The Link between Child Abuse and Domestic Violence
Domestic violence is the leading indicator for child abuse in the home; the two issues are in fact linked. Children are always abused when one of their caretakers is abused … the trauma of living in a violent home cannot be underestimated. It is rare that abuse of a parent occurs without children knowing, even if children do not see the abuse in person or are “asleep” when it happens. Accountability falls with the abuser, not with the victim.

  • Children living in homes where domestic violence is occurring are physically or sexually abused, or are seriously neglected at a rate 1500% higher than the national average.
  • Nearly half of men who abuse their partners also abuse their children.
  • Nationally, 75% of battered women say that their children are also battered
  • Eight times as many women report using physical discipline on their children while with their batterer than when living alone or in a non-battering relationship.

The Effects
The range of problems among children who witness parental violence includes disturbing disorders, such as stuttering, anxiety, fear, sleep disruption, and school problems. Children older than five or six have a tendency to identify with the aggressor and lose respect for the victim. 75% of boys who witness parental abuse have demonstrable behavior problems. The effects go beyond the home and don’t end as the child ages.
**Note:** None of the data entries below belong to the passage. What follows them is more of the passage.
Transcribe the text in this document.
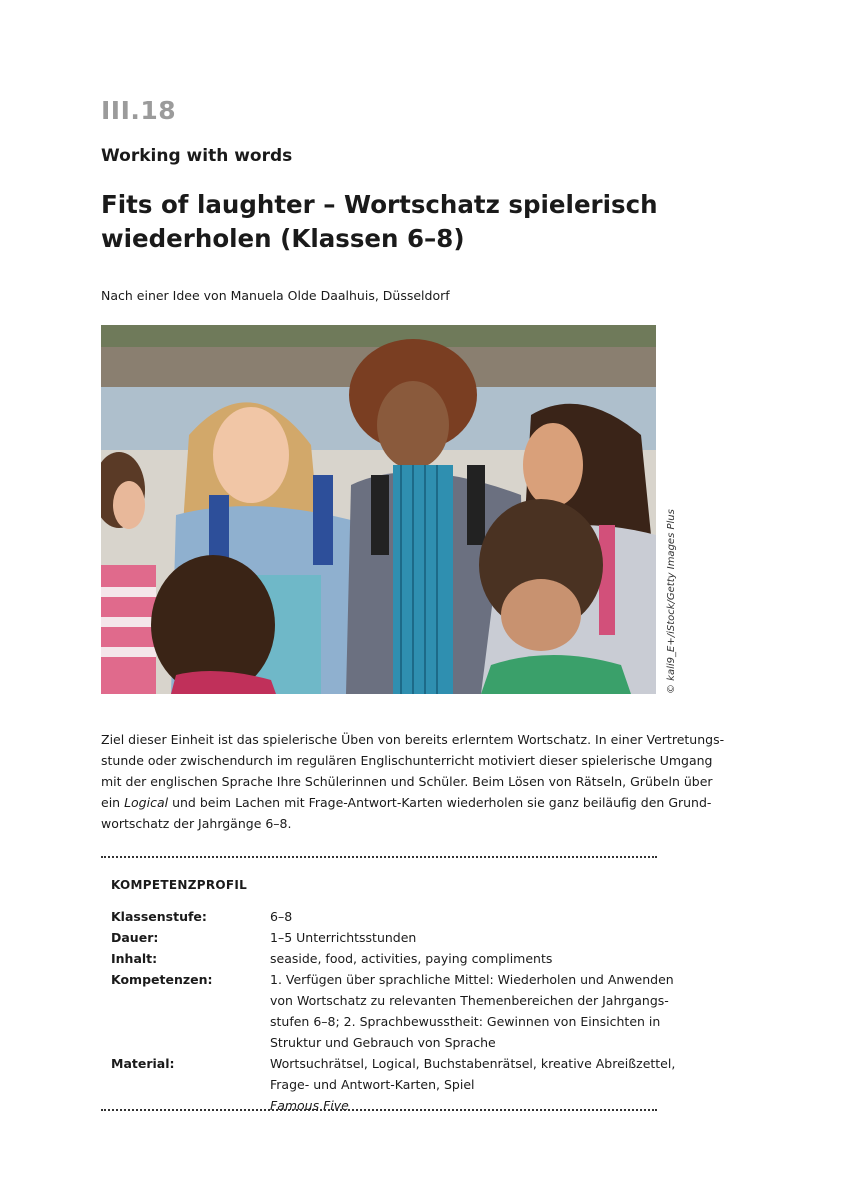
III.18
Working with words
Fits of laughter – Wortschatz spielerisch
wiederholen (Klassen 6–8)
Nach einer Idee von Manuela Olde Daalhuis, Düsseldorf
© kali9_E+/iStock/Getty Images Plus
Ziel dieser Einheit ist das spielerische Üben von bereits erlerntem Wortschatz. In einer Vertretungs-
stunde oder zwischendurch im regulären Englischunterricht motiviert dieser spielerische Umgang
mit der englischen Sprache Ihre Schülerinnen und Schüler. Beim Lösen von Rätseln, Grübeln über
ein Logical und beim Lachen mit Frage-Antwort-Karten wiederholen sie ganz beiläufig den Grund-
wortschatz der Jahrgänge 6–8.
KOMPETENZPROFIL
Klassenstufe:	6–8
Dauer:	1–5 Unterrichtsstunden
Inhalt:	seaside, food, activities, paying compliments
Kompetenzen:	1. Verfügen über sprachliche Mittel: Wiederholen und Anwenden
von Wortschatz zu relevanten Themenbereichen der Jahrgangs-
stufen 6–8; 2. Sprachbewusstheit: Gewinnen von Einsichten in
Struktur und Gebrauch von Sprache
Material:	Wortsuchrätsel, Logical, Buchstabenrätsel, kreative Abreißzettel,
Frage- und Antwort-Karten, Spiel
Famous Five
A comparison of delinquent and non-delinquent youth found that a history of family violence or abuse was the most significant difference between the two groups. Abused children are arrested by the police four times more often than non-abused children. Children who witness abuse of their maternal caretakers are:

  • 24 times more likely to commit sexual assault crimes.
  • 50% more likely to abuse drugs and/or alcohol.
  • 74% more likely to commit crimes against another person.